Other ancient methods included:
- Sundials: Used for a very long time, these devices track the sun’s shadow to mark the passage of time [00:44:02]. Many ancient monuments were, in fact, large sundials [00:44:07].
- Lunar Calendars: The Chinese calendar, based on lunar cycles, is considered very effective, with the year beginning on the first new moon [01:33:17], [01:33:20].
- Stars and Constellations: Ancient civilizations like the Egyptians used constellations to track seasons for agricultural purposes, such as knowing when to plant along the Nile [01:38:21], [01:38:39].

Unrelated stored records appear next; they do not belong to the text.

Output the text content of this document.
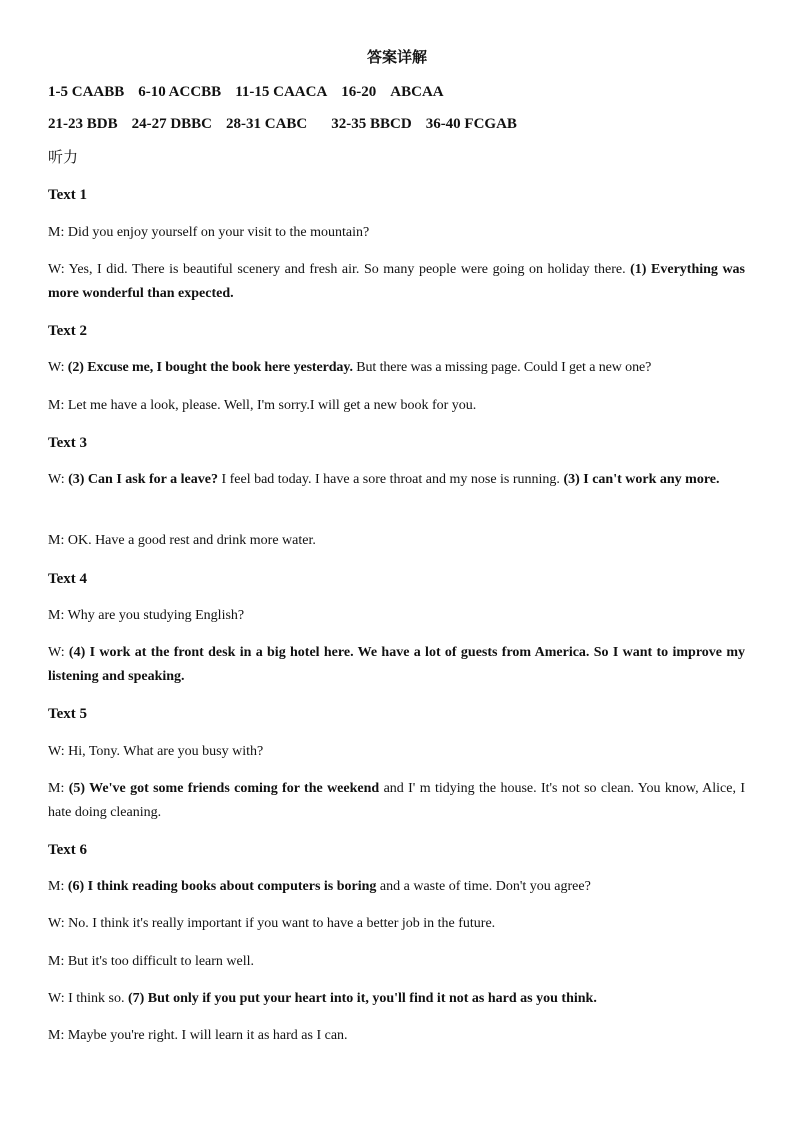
答案详解
1-5 CAABB 6-10 ACCBB 11-15 CAACA 16-20 ABCAA
21-23 BDB 24-27 DBBC 28-31 CABC 32-35 BBCD 36-40 FCGAB
听力
Text 1
M: Did you enjoy yourself on your visit to the mountain?
W: Yes, I did. There is beautiful scenery and fresh air. So many people were going on holiday there. (1) Everything was more wonderful than expected.
Text 2
W: (2) Excuse me, I bought the book here yesterday. But there was a missing page. Could I get a new one?
M: Let me have a look, please. Well, I'm sorry.I will get a new book for you.
Text 3
W: (3) Can I ask for a leave? I feel bad today. I have a sore throat and my nose is running. (3) I can't work any more.
M: OK. Have a good rest and drink more water.
Text 4
M: Why are you studying English?
W: (4) I work at the front desk in a big hotel here. We have a lot of guests from America. So I want to improve my listening and speaking.
Text 5
W: Hi, Tony. What are you busy with?
M: (5) We've got some friends coming for the weekend and I' m tidying the house. It's not so clean. You know, Alice, I hate doing cleaning.
Text 6
M: (6) I think reading books about computers is boring and a waste of time. Don't you agree?
W: No. I think it's really important if you want to have a better job in the future.
M: But it's too difficult to learn well.
W: I think so. (7) But only if you put your heart into it, you'll find it not as hard as you think.
M: Maybe you're right. I will learn it as hard as I can.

- Body Measures: Simple estimations of time could be made by stretching out one’s hand and using the apparent movement of celestial bodies across the sky [01:46:27], [01:46:31].
- Astrolabes and Sextants: More advanced instruments used for navigation and measuring time by angles and positions of stars [01:49:08], [01:49:18].
Modern Measurement
Today, the standard unit of a second is defined by the decay time of a cesium-133 atom, specifically 9 billion vibrations [01:41:40], [01:42:16]. More recently, this definition has been refined to the distance light travels in a certain amount of time [01:42:41], [01:42:45]. Advances in technological advances in timerelated research, such as high-speed lasers and high-precision atomic vibration equipment, allow for measurements of incredibly small time intervals, like zeptoseconds [02:50:40], [02:50:43], [02:51:12].